The fall color was raging at Chinook Pass - the PCT between Naches Peak and Sourdough Gap was bordered with mountain ash and false hellebore and flowers gone to seed. We stopped at favorite sites along the way, including quiet Sheep Lake where we saw more Halloween candy-colored mountain ash.
At Sourdough Gap we took a break, admiring an unusual cairn before descending into the basin just past the junction via the PCT where an unsigned path leads off (right) heading down a rocky bowl below the ridge. Here crimson blueberry-covered knolls were interspersed with boulders that had tumbled from the ridge above.
From there we kept to the "best" of what appeared to be ancient or game trails. Alas all too soon we lost sight of the "best" trail and proceeded cross-country looking for any kind of path that might lead to Placer Lake. We did get to a point where we could see the lake but it was further away than we'd anticipated and we were not able to pick up a trail that didn't involve cross-country exploration.
However as far as we are concerned our second expedition to Placer Lake was not a waste of time - the boulder-strewn meadow below Sourdough Gap is itself a delightful place to idle a while before heading back to this popular stretch of the Pacific Crest Trail.
To get there (Morse Creek Road): From Chinook Pass on SR410 continue east about 4-5 miles to Morse Creek Road (left).
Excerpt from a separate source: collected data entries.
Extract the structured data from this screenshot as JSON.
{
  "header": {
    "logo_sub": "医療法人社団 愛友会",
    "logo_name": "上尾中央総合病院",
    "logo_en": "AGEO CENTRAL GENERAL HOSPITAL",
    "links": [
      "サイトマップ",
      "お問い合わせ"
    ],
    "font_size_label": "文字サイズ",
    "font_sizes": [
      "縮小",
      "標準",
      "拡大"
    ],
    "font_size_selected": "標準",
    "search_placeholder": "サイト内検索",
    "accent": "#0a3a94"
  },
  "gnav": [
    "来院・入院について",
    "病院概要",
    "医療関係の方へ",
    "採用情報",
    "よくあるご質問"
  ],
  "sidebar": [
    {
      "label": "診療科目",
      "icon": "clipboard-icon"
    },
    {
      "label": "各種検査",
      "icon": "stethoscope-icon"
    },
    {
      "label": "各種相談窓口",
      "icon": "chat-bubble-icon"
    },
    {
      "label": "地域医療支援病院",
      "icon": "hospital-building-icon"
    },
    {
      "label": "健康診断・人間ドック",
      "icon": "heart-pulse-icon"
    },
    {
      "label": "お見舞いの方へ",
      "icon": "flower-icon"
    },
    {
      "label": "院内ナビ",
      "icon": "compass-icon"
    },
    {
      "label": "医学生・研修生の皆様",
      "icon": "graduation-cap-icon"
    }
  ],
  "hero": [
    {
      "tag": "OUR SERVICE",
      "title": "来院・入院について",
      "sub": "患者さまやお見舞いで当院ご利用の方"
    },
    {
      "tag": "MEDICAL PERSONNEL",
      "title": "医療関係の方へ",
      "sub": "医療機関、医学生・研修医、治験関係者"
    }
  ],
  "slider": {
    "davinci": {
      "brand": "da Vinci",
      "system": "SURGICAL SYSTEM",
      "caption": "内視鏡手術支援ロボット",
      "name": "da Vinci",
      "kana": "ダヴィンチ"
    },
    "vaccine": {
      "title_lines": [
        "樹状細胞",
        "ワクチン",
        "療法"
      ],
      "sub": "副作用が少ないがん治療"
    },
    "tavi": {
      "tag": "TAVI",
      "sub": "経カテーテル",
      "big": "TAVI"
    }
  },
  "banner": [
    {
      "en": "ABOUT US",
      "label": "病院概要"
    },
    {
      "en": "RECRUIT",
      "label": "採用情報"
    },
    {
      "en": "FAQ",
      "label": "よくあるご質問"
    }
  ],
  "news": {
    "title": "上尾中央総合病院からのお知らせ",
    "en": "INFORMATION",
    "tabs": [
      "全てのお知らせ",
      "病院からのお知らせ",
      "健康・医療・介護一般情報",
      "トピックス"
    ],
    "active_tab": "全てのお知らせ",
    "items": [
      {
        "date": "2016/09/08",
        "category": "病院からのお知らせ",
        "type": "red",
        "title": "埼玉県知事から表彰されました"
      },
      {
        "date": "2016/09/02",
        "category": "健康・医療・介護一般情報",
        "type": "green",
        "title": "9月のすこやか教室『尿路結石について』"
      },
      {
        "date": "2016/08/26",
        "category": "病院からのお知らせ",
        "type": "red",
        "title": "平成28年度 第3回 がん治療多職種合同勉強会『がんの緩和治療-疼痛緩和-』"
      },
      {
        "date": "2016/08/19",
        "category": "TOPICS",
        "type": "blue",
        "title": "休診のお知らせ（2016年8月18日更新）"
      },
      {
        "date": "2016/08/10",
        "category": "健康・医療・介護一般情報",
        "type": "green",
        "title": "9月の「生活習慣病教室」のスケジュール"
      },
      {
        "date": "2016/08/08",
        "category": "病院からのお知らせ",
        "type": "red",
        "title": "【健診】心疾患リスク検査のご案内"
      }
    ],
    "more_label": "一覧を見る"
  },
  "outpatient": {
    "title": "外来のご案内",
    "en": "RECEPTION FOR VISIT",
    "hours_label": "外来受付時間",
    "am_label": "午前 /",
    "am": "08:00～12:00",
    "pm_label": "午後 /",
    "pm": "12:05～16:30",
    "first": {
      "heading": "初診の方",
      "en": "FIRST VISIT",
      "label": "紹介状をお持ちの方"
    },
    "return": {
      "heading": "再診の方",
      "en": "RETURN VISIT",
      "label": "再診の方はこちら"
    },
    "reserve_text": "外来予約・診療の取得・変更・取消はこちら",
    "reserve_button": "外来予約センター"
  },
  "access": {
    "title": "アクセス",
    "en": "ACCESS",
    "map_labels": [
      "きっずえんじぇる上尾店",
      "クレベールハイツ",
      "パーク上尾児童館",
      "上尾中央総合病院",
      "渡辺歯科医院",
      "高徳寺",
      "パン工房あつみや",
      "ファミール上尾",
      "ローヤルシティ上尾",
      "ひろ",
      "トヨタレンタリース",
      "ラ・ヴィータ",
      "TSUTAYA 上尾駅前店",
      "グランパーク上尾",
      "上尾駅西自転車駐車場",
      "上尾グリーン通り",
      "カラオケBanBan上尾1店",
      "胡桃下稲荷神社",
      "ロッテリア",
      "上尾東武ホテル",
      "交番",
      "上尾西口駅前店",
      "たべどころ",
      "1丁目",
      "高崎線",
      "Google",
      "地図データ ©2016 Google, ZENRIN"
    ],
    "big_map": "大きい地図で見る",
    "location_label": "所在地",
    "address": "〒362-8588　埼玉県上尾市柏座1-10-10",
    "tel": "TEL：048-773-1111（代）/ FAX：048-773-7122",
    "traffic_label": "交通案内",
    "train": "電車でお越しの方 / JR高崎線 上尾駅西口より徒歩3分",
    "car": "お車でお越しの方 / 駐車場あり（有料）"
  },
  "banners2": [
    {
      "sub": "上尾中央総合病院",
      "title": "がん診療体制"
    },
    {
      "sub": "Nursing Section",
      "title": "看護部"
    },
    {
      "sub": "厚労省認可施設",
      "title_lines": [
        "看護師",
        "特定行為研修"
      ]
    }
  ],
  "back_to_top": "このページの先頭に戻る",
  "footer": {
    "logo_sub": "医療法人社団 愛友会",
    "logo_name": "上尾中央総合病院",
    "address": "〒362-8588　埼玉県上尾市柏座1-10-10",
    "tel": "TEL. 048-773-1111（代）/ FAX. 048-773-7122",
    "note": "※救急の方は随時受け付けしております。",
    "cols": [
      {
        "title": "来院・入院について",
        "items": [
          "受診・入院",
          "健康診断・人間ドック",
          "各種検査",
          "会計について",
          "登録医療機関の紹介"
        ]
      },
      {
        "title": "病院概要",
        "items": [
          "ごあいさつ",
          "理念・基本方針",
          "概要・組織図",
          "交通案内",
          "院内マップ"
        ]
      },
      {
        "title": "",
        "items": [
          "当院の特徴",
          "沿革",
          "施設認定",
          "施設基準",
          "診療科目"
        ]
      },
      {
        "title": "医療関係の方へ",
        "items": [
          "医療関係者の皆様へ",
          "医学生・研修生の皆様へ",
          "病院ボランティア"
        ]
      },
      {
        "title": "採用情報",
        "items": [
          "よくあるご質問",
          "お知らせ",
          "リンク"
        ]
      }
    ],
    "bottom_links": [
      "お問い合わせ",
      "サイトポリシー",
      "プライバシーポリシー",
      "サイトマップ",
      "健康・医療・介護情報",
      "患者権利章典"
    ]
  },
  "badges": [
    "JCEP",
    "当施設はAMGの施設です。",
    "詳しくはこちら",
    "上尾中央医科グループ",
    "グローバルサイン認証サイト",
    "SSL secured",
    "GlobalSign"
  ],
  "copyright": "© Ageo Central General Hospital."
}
Display your Northwest Forest Pass to be on the safe side (no signage requires it).
Maps: Green Trails No. 271 Bumping Lake or the Mount Rainier Wonderland Trail No. 269S.
For additional information call the Naches District of the Okanogan Wenatchee National Forest at 509-653-1401. For more information on hunting seasons call the Washington Department of Fish and Wildlife at 360-902-2200 or visit their website: www.wdfw.wa.gov
Alternate Hiking Route to Placer Lake: via the Pacific Crest Trail (Chinook Pass), Sourdough Gap
8.5 miles round trip with 2,000 feet of gain
Hiking time: 4 hours round-trip
When hiked: October 5, 2012
High Point is Sourdough Gap at 6,420 feet
Chinook Pass: N 46° 52' 30", W 121° 31' 04"
Sheep Lake: N 46° 53' 39", W 121° 30' 10"
Sourdough Gap: N 46° 54' 04", W 121° 30' 02"
Junction with unsigned trail into the basin:
N 46° 54' 06", W 121° 29' 59"
To get there: (Pacific Crest Trail): From Enumclaw via SR 410 drive to just below Chinook Pass, turn left on the first road into the Pacific Crest Trail trailhead. A Northwest Forest Pass is required.